宮脇俊三の姿
★★★☆☆
2006年にグラフ社から出た単行本の文庫化。
著者は鉄道旅行記家として著名な宮脇俊三の長女にあたる人物。
娘から見た父親、家族の一員としての宮脇俊三が描かれている。
鉄道旅行記を読んできた読者からすると、ここに描かれている宮脇俊三の姿は結構ショッキングなものだと思う。かなり粗暴であり、晩年は酒に溺れる日々を過ごしているのだ。鉄道旅行の側面も、家族とは切り離されて存在していたようで、彼の旅する姿はあまり見えてこない。
そうした姿を知ってしまうということは、ちょっと哀しい。
灯子さんの文章も、あまり優れているとは言えない。
興味深かったのは、編集者としての宮脇俊三である。娘の文章にも執拗に注文を付け、「魅力のある文」にしていこうとする。もちろん、自身の文にもこだわりがあったのだろう。そうしたなかから、あの名文が生まれたのだなと納得させられた。
大紀行作家の舞台裏
★★★★☆
感情をあまり表に出さず、ただ飄々と鉄道を描写していた宮脇俊三氏。
鉄道と宮脇氏の世界の裏側にあった家族の人間模様や日常を、率直に著したエッセイである。
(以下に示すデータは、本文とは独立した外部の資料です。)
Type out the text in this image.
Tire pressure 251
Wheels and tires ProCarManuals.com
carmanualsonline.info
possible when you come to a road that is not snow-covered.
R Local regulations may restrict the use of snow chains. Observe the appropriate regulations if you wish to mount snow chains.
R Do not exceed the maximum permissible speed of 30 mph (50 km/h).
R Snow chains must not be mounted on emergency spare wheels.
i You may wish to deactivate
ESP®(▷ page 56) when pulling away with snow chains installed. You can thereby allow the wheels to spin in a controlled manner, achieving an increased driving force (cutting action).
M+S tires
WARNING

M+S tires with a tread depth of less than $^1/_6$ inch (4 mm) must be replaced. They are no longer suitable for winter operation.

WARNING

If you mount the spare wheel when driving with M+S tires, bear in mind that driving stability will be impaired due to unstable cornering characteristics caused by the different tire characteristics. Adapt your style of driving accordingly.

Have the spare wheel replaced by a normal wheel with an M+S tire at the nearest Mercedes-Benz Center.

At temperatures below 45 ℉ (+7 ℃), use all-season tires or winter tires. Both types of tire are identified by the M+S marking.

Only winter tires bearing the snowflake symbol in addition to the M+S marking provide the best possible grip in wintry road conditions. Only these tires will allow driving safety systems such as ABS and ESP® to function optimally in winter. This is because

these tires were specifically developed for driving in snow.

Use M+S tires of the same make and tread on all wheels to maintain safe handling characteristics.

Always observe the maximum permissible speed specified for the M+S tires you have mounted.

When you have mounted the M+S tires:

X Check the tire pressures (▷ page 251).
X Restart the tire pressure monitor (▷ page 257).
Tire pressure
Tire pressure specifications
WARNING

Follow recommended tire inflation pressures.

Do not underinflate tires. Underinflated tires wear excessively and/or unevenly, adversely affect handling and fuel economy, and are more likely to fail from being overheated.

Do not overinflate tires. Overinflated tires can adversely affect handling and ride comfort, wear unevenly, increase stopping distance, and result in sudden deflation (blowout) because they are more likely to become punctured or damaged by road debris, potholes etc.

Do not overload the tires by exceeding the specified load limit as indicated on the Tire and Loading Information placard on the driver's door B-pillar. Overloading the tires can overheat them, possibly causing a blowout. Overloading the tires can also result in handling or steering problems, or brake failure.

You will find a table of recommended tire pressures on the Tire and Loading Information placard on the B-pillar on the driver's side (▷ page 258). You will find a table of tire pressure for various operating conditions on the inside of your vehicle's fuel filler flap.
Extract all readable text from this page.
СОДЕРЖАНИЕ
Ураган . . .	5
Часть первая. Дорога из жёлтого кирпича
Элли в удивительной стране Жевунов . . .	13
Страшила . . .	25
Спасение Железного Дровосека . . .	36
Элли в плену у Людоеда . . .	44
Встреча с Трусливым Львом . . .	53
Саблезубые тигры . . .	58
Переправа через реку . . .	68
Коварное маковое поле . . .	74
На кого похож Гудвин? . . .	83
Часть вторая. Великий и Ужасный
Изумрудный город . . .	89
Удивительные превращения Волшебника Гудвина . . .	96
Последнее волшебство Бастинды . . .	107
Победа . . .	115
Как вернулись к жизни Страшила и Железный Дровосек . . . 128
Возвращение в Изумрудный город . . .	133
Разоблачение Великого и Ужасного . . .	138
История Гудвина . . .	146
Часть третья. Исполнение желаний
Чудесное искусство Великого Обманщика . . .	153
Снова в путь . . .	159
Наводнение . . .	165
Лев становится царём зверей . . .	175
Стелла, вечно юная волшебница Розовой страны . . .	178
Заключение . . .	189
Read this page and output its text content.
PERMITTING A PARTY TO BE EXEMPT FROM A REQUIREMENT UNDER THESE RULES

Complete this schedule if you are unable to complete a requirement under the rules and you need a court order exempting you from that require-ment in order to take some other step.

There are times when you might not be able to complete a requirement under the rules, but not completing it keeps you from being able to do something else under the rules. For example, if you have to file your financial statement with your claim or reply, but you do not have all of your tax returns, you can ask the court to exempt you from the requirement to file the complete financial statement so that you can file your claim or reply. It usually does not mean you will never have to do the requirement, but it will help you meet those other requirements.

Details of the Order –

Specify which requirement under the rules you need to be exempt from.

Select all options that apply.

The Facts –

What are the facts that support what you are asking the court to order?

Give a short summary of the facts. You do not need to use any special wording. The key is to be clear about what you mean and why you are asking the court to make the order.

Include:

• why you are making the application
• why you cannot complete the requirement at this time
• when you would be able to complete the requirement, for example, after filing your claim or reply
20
紳士的、知的で冷静な印象が強かった宮脇氏の文章であるが、その裏にあった葛藤や苦しみを暴かれてしまうのは、手品の種明かしのようでもったいない気もする。
それでも親子の交流の暖かさ、宮脇氏の作品へのこだわり等のエピソードが盛り込まれ、宮脇俊三氏のファンであれば間違いなく楽しめる一冊である。
また、家庭生活と仕事を営みながらも、時間とお金のかかる鉄道旅行という一大趣味の道を生涯頑固に貫き通した、一人の男性の物語としても興味深く読める。
宮脇ファン必読
★★★☆☆
宮脇俊三のファンとして、非常に興味深く一気に読んだ。
わがままだったり、幼稚だったり、情けない姿も描かれているが、
私はがっかりはしなかった。むしろ人間くさい面を見ることができ
ますます好きになったといってもいい。
宮脇が「自分は名文家だと自負していた」というくだりは、なるほどと
思った。
もちろん私はそう思ってきたが、ひょうひょうとした文体の底に
作家としての大きな自信があったことを知った。
だからこそ、思うような文章が書けなくなった自分に対する失望も
大きかったことだろう。
いまはただ、宮脇さん、いい本をたくさん書いてくれてありがとうという
気持だ。
宮脇俊三先生のコトバ
★★★★★
私は鉄道を使った旅行が大好きです。必然的に、宮脇俊三先生の鉄道紀行文学にも接するようになりました。写真などは用いず、ひたすら文章のみで旅の情景が蘇えらせる筆力に、どんどん惹かれ、たくさんの作品を読み重ねてきました。
しかし、先生の作品を読んだのみでは、先生の日常生活や性向は十分には分からないでしょう。そこで、娘さんによるこの随想です。父として、家庭人として、さらには編集者の先輩としての宮脇俊三先生の"言葉"がたくさん語られ、まるで先生がこの作品の中に生きておられるように思いました。
宮脇俊三の真実を知るのははたして?
★★★☆☆
晩年の宮脇俊三がアル中であったことばかり書いてあるような本で読まなかった方が、宮脇俊三の本の印象をよく保つためには良かったと感ずる。が、60歳になるまでの作品を改めて読めば、そこはかとなきユーモアが漂っていて名作であることは確かで、その後に筆力が衰えたということか。しかし、愛読書である「古代史紀行」には、わざわざ金と時間をかけて来て意味があるかと自問自答し、「無意味と意義有りとの間を気持がさまよっているが、夕べともなれば酒が飲みたくなる」(p.117)とあって、旅をしつつこんなことを繰り返している内に、結局旅は止めて酒だけになったのではないかと推察している。一回り年下の当方も、いづれそんな形になってみたいとも思ったりしている。